“Lo Spirito Santo vi insegnerà ciò che bisogna dire”.
A chi pensasse che la vita cristiana sia frutto soltanto dell’impiego di energie proprie, viene ricordato con forza che in gioco, ancor prima di noi, scende Dio stesso. Il nostro essere discepoli, non ha nulla da spartire con l’eroismo; esso non è qualcosa soltanto per uomini forti e temprati ma per chiunque viva l’umile consapevolezza che c’è una grazia che ci precede sempre e ci accompagna e sostiene. L’azione dello Spirito, infatti, apre le nostre esistenze a prospettive non solo impensate ma talvolta persino temute. Può venire per tutti il momento in cui siamo chiamati a salire sul banco dei testimoni in quella lotta che il mondo ingaggia contro il Vangelo. Ma anche in quel frangente, anzi, soprattutto in quei momenti le parole adatte da proferire saranno suggerite dall’alto e non da una nostra qualche sapienza.

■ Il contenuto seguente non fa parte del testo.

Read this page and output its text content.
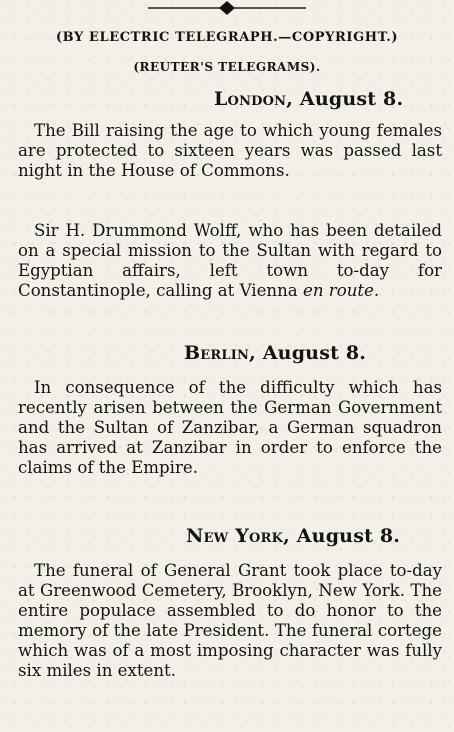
(BY ELECTRIC TELEGRAPH.—COPYRIGHT.)
(REUTER'S TELEGRAMS).
London, August 8.

The Bill raising the age to which young females are protected to sixteen years was passed last night in the House of Commons.

Sir H. Drummond Wolff, who has been detailed on a special mission to the Sultan with regard to Egyptian affairs, left town to-day for Constantinople, calling at Vienna en route.

Berlin, August 8.

In consequence of the difficulty which has recently arisen between the German Government and the Sultan of Zanzibar, a German squadron has arrived at Zanzibar in order to enforce the claims of the Empire.

New York, August 8.

The funeral of General Grant took place to-day at Greenwood Cemetery, Brooklyn, New York. The entire populace assembled to do honor to the memory of the late President. The funeral cortege which was of a most imposing character was fully six miles in extent.
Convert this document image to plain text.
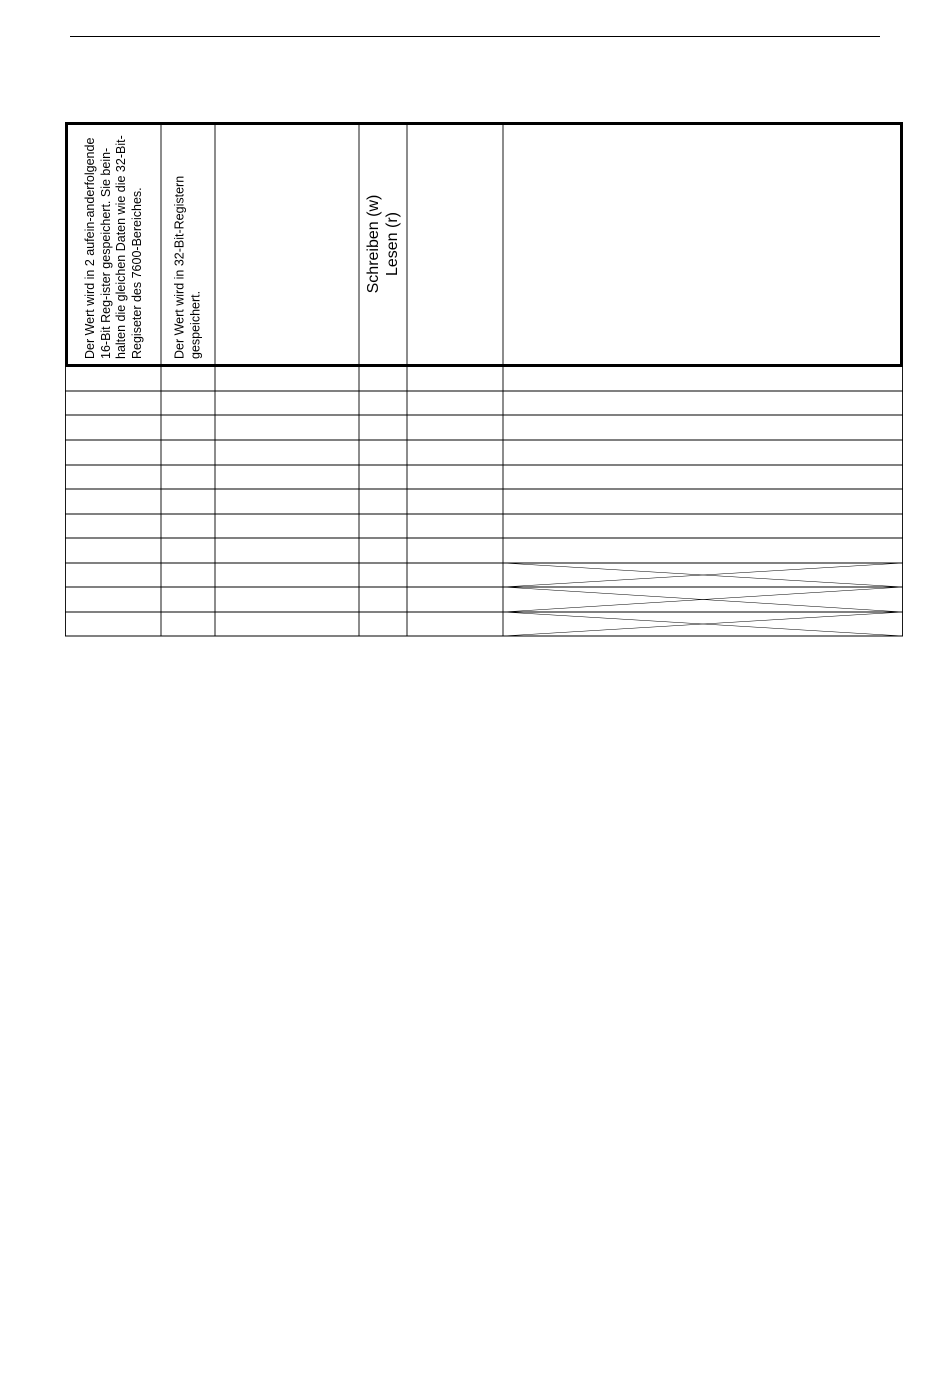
Der Wert wird in 2 aufein-anderfolgende 16-Bit Reg-ister gespeichert. Sie bein-halten die gleichen Daten wie die 32-Bit-Regiseter des 7600-Bereiches. Der Wert wird in 32-Bit-Registern gespeichert.
Schreiben (w) Lesen (r)
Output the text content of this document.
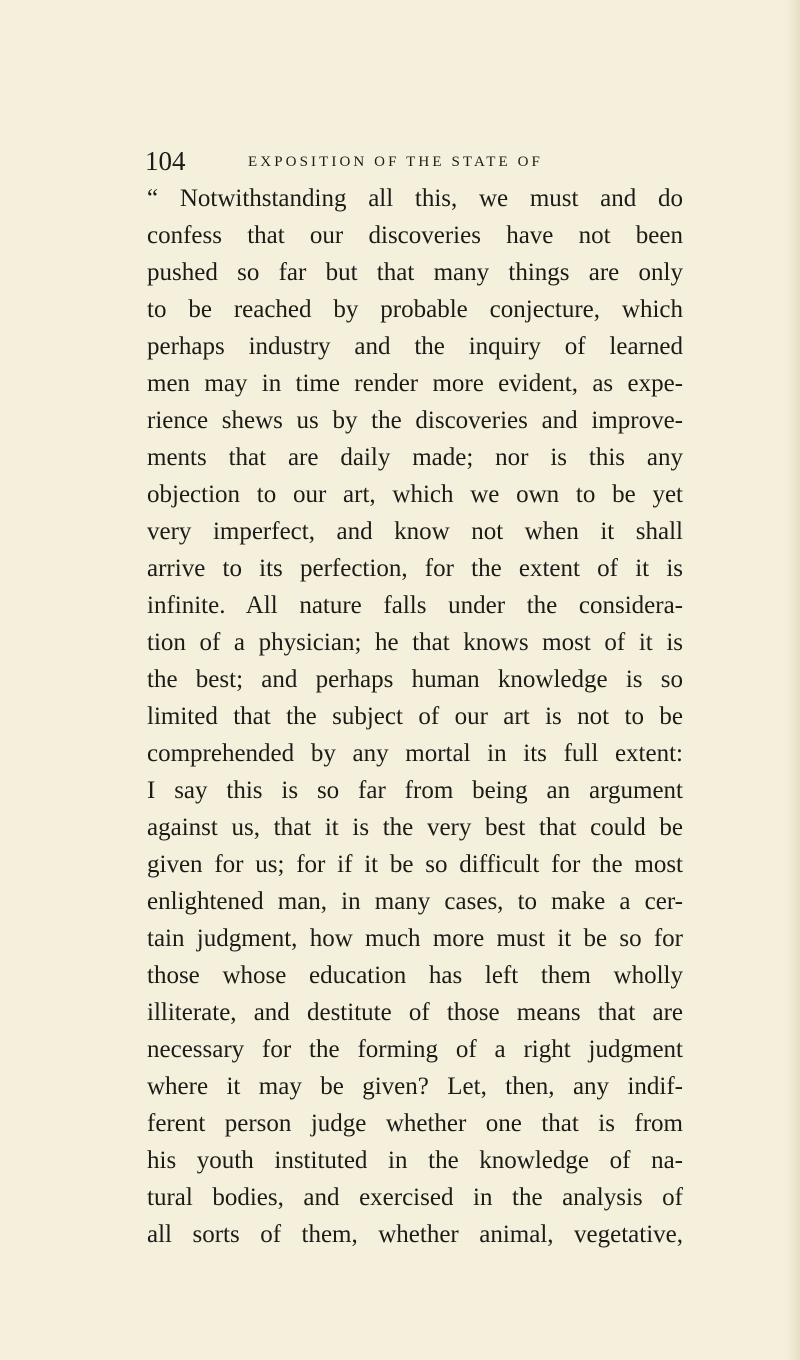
104	EXPOSITION OF THE STATE OF
“ Notwithstanding all this, we must and do
confess that our discoveries have not been
pushed so far but that many things are only
to be reached by probable conjecture, which
perhaps industry and the inquiry of learned
men may in time render more evident, as expe-
rience shews us by the discoveries and improve-
ments that are daily made; nor is this any
objection to our art, which we own to be yet
very imperfect, and know not when it shall
arrive to its perfection, for the extent of it is
infinite. All nature falls under the considera-
tion of a physician; he that knows most of it is
the best; and perhaps human knowledge is so
limited that the subject of our art is not to be
comprehended by any mortal in its full extent:
I say this is so far from being an argument
against us, that it is the very best that could be
given for us; for if it be so difficult for the most
enlightened man, in many cases, to make a cer-
tain judgment, how much more must it be so for
those whose education has left them wholly
illiterate, and destitute of those means that are
necessary for the forming of a right judgment
where it may be given? Let, then, any indif-
ferent person judge whether one that is from
his youth instituted in the knowledge of na-
tural bodies, and exercised in the analysis of
all sorts of them, whether animal, vegetative,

La contraddizione e il rifiuto, grazie allo Spirito Santo, non saranno soltanto degli inconvenienti che forse era meglio evitare. Diventeranno, invece, occasioni per sperimentare di più e meglio l’azione della grazia divina in noi e opportunità per affermare da che parte abbiamo scelto di stare.
L’ammaestramento dello Spirito avviene all’occorrenza – in quel momento – perché esso non è qualcosa di cui disporre con presunzione a nostro piacimento. Quello è il momento in cui si realizza quanto l’apostolo Paolo scrive in Rm 8,26: “lo Spirito viene in aiuto alla nostra debolezza”. L’azione dello Spirito la si sperimenta proprio quando non abbiamo più alcun appiglio umano a cui aggrapparsi, nessuna sicurezza su cui contare. È nell’esperienza della violenza usata verso di noi o in quella della nostra personale fragilità che lo Spirito ci rende idonei a rendere testimonianza al Signore Gesù davanti agli uomini.
Tuttavia, è possibile resistere all’azione dello Spirito allorquando crediamo che la nostra personale situazione di chiusura sia senza redenzione, senza alcuna possibilità di riscatto. Cosa sarebbe stato dell’apostolo Pietro se nella notte del tradimento avesse creduto che la fragilità espressa nel triplice rinnegamento non fosse in alcun modo perdonabile? È senza possibilità di perdono solo quella situazione in cui si finisce per credere più a se stessi che al Signore, credere, cioè, che non c’è grazia che possa vincere il proprio peccato e il proprio limite. Di fronte a una tale convinzione e resistenza, Dio non può che arrestarsi rispettoso della libertà della sua creatura. Qualsiasi peccato l’uomo possa aver compiuto non consiste mai nella conclusione della propria avventura spirituale che, proprio in virtù di quella caduta, conosce una pagina di creazione nuova.